Глава пятая: Иванов. "Командовать парадом буду я".

Я, что называется, выпрягся. Ага. Со мной такое бывает. Мама в таких случаях говорила: "Шлея под хвост попала". И была совершенно права. Вот и сейчас мне в очередной раз эта "шлея" куда надо попала. После ухода Сергея Колесова до того вдруг стало муторно – хоть криком кричи. И так обрыдла мне работа, что в пору вызывать неотложку. Кому-то нравится работать начальником. Многие к этому даже стремятся. Мне же всегда нравилось работать самому. С трудом дал себя уговорить возглавить следственное управление. Решающую роль здесь сыграл этот придурок Иванов. "Не век же тебе прикрывать амбразуры своим хилым телом. И так, будь здоров, повоевал. Уступи место молодым". Вот я, дурак, и послушался. Потом не раз об этом пожалел. А сейчас очень пожалел. Долго метался по кабинету, тщетно пытаясь убежать от проблем, пока в голове окончательно не вызрело решение. Тогда я сел за стол и написал:

"Прокурору Новосибирской области

государственному советнику юстиции

2 класса Семенову П.В. от

заместителя прокурора, начальника

следственного управления государс

твенного советника юстиции 3 класса

Иванова С.И.

З А Я В Л Е Н И Е

Прошу перевести меня на должность старшего следователя по особо важным делам".

И с этим заявлением решительно направился прямиком к шефу, осознавая, что разговор предстоит не из легких. Прокурор разговаривал по телефону и по тому, как он это делал, я понял, что настроение у него – хуже не придумаешь. Это не прибавило мне оптимизма. Ага.

– Нет, это я за тебя должен делать, да?! – закричал он. – Я это могу. Но тогда на кой ты мне там нужен?!... Ах, у тебя объективные причины?! Ну-ну. А мне плевать! Объективные причины выдумали лоботрясы и бездельники... Все, хватит! Завтра в десять жду тебя с рапортом. И если не наведешь там порядок, буду ставить вопрос о твоей ответственности. Бывай! Бросил трубку. Взглянул на меня. Хмуро сказал:

– Что стоишь? Садись. Что у тебя?

Я рассказал о последних данных по делу, поделился своими соображениями.

– Час от часу нелегче! – сокрушенно вздохнул он. – Теперь нас с этим делом вконец замордуют.

– Поэтому, Владимир Семенович, я решил принять дело к своему производству, – сказал я.

– Ты что же, Говорову не доверяешь? По-моему, толковый парнишка.

– При чем тут это. Я сам хочу расследовать это дело.

– Ах, сам?! Тогда другое дело! – Взгляд у прокурора стал как у вампира – зловещим и непредсказуемым. Он даже привстал, будто примерялся – сможет ли со своего места дотянуться до моей шеи. – А кто будет руководить управлением? – И вдруг закричал так, как недавно кричал по телефону: Кто?! Римский папа?! Работнички, мать вашу!

– А ты на меня не ори! Я тоже могу. Подумаешь – руководить. Святое место пустым не бывает. Много найдется охотников. Однако, я предвидел этот вопрос. – Достал заявление и выложил его перед шефом. – Вот, прошу удовлетворить.

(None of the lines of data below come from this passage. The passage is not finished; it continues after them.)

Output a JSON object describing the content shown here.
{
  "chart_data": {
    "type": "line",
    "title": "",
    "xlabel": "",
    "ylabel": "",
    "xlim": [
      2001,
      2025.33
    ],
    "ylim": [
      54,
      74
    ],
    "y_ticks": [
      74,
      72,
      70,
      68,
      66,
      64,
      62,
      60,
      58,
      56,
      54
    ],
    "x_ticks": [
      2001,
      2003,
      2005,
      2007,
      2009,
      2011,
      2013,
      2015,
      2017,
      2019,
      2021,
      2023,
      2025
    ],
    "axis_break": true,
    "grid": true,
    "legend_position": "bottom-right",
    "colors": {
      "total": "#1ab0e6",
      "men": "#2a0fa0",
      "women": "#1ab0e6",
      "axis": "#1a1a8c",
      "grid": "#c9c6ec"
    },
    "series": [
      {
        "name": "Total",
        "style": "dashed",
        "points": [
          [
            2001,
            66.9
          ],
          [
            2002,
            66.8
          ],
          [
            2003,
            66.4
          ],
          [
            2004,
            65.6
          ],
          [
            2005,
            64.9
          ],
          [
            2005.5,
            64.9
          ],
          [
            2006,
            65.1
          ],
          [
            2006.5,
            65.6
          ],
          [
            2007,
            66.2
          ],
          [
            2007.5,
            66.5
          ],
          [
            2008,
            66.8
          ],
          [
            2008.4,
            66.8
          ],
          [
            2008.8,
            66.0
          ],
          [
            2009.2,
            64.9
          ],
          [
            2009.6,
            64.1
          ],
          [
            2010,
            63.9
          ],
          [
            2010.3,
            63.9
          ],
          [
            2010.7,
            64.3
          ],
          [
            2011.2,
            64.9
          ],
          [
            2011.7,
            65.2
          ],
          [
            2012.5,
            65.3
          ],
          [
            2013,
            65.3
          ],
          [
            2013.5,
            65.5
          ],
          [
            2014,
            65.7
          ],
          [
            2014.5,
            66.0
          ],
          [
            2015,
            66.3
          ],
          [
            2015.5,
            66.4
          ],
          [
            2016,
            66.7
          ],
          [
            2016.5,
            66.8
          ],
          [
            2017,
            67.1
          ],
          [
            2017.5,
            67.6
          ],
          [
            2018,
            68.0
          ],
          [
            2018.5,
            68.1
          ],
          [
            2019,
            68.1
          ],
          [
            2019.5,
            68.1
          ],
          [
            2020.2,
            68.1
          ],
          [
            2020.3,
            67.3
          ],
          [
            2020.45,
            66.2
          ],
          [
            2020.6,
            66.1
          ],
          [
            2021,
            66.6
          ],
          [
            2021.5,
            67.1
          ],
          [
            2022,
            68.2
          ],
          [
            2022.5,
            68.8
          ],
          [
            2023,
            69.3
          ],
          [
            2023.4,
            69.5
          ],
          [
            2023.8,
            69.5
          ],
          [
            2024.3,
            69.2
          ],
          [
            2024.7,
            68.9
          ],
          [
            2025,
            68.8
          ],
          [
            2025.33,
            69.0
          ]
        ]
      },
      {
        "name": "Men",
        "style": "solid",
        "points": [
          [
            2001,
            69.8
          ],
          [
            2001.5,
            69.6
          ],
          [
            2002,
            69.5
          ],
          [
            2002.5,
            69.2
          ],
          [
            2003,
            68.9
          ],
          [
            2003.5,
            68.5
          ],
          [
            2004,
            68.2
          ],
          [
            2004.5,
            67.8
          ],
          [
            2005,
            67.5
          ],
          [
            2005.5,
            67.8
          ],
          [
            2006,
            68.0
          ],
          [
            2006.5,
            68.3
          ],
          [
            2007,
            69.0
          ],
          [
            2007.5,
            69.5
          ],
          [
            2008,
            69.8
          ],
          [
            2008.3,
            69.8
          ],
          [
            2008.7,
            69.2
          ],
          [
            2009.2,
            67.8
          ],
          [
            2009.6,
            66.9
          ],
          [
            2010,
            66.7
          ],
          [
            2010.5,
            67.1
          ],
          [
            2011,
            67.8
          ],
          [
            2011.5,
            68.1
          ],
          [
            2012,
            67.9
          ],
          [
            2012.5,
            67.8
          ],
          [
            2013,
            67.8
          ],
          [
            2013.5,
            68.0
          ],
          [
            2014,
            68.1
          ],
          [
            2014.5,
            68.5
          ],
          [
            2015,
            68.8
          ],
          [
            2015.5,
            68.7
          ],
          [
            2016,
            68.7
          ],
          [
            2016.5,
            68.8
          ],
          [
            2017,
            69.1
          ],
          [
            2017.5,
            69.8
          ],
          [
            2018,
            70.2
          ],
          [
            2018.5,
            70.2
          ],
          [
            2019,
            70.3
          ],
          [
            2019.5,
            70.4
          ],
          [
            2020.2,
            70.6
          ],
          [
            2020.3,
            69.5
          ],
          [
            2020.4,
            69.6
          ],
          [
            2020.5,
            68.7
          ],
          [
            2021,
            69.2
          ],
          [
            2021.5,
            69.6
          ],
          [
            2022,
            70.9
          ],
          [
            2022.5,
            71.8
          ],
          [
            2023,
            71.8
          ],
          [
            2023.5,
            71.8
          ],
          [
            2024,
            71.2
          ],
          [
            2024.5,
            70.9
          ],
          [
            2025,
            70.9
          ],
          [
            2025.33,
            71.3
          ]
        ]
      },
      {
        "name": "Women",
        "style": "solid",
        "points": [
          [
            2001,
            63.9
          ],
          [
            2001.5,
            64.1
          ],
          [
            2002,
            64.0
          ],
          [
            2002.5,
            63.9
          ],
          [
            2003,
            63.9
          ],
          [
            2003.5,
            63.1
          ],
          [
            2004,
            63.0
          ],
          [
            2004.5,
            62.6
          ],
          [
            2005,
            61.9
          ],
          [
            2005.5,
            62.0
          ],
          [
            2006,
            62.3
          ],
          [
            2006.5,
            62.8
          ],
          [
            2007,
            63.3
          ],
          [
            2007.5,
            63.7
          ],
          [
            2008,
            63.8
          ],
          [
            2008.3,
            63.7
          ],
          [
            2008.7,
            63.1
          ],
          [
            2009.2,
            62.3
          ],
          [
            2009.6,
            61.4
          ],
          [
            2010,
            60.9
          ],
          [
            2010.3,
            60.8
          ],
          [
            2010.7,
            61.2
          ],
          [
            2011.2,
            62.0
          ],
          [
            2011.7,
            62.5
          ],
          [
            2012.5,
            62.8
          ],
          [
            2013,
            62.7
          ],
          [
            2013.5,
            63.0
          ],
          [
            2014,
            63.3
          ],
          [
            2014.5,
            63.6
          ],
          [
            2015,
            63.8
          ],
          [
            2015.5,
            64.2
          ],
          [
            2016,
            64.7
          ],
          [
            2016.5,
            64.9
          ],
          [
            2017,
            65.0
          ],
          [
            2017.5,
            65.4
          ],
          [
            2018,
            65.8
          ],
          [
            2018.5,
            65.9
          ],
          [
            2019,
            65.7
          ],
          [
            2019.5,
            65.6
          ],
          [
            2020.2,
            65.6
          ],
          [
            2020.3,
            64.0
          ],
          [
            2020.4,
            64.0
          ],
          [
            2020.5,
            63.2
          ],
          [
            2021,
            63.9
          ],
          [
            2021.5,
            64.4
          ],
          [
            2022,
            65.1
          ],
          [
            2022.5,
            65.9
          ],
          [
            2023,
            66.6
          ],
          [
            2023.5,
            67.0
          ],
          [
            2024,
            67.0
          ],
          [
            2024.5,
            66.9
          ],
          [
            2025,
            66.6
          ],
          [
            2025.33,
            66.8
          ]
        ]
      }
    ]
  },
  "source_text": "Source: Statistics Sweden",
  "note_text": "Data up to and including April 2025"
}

Прокурор недоуменно взял заявление, глянул и его брови полезли вверх от удивления.

– Сергей Иванович, это что, твоя очередная шутка?! – спросил он раздраженно, ибо шутить он и сам не любил, и другим не позволял.

– Владимир Семенович, разве я похож на шутника? – резонно задал я ему встречный вопрос.

– Очень похож, – пробурчал он. Придвинул заявление ко мне. – Забери, а то я потеряю к тебе всякое уважение.

– Нет уж, "уиерла так умерла", – ответил, возвращая заявление на место.

– Ты о чем это? Кто умер? – не понял шеф.

– Это я, так сказать, фигурально выразился. Анекдот есть такой.

– А, анекдот! – махнул рукой прокурор. Указал на заявление. – Вот анекдот. Нарочно не придумаешь – мой заместитель просит перевести его в следователи. Обхохочешься!

– Ты зря утяжеляешь ситуацию, – возразил я. – Человек решил перейти на работу, которая у него получается лучше. Что в этом особенного?

– И не думай. Только через мой труп. Во-первых, я твоей работой доволен. Во-вторых, что я скажу Генеральной прокуратуре? Кто мне поверит, что ты это делаешь добровольно?

– А мне их мнение до лампочки.

– Экий герой, – усмехнулся шеф. – Но ведь ты прилично потеряешь в заработной плате?

– Но не настолько, чтобы об этом сожалеть, – парировал я и этот аргумент.

– Нет, так не пойдет, – уже не на шутку обеспокоился прокурор, видя мою решительность. – Скажи откровенно – в чем причина?

– Я уже сказал – хочу заниматься конкретной работой, которая мне нравится и которая у меня получается. Есть ещё вопросы?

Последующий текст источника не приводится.